Beatles director Richard Lester donates archives to BFI

  • Published
Richard Lester's archives
Image caption,

Richard Lester's archives contain many rare photographs and production shots

The draft scripts for The Beatles' films A Hard Day's Night and Help have been donated to the British Film Institute by director Richard Lester.

Simply titled The Beatles and Beatles Two, they form part of Lester's archive, which is all going to the BFI.

The treasures include correspondence from Hollywood stars Audrey Hepburn, Raquel Welch and Charlton Heston.

The archive also contains a "begging letter" from Spike Milligan, who offers to do laundry in exchange for a job.

The comic, who rose to fame on The Goon Show, wrote to Lester in 1980, saying he was bored with television and "no matter how small I would like a part, preferably the lead".

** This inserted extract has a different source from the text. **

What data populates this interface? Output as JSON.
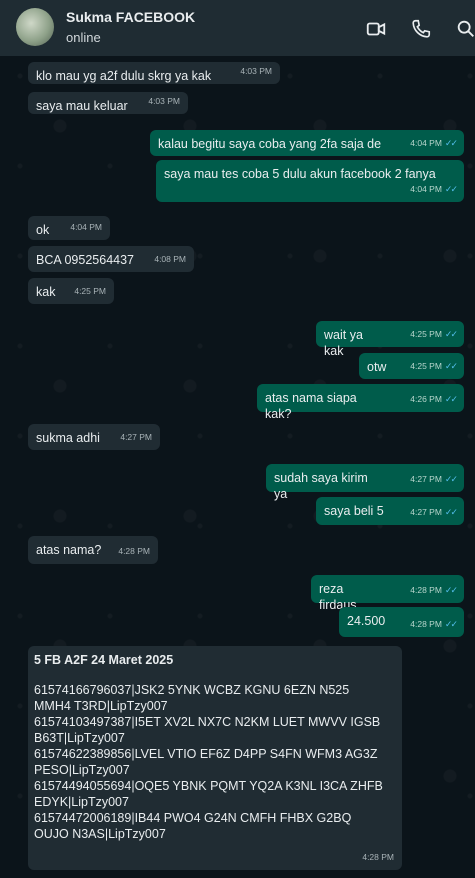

Milligan, who died in 2002, reminded the director he had previously worked as a "straight actor", adding: "Have own beard and wig, on site laundry done and secret masses said for Polish Catholics."

Image caption,

Lester's films include Robin and Marian, and Superman III

Sex comedy

In fact, it was Lester's association with Milligan that had launched his film career.

He was instrumental in adapting radio comedy programme The Goon Show for television, in the 1956 series The Idiot Weekly, Price 2d.

That led to further work with Milligan and fellow Goon Peter Sellers - including a short film, The Running Jumping And Standing Still Film, which caught the eye of The Beatles.

Lester's success with the Fab Four made him a mainstay of the Swinging '60s scene. Bawdy sex comedy The Knack... And How To Get It exemplified the era, and went on to win the Palme d'Or at the Cannes Film Festival.

The director later found box office success in Hollywood, directing Christopher Reeve in Superman and Oliver Reed in The Three Musketeers.

The American-born filmmaker, now 78, said he had decided to donate his archive to the BFI because of a "long association" going back "over 40 years".

"The organisation has always been very helpful to me," he said. "It is a pleasure for me to be able to offer them the detritus of my working life."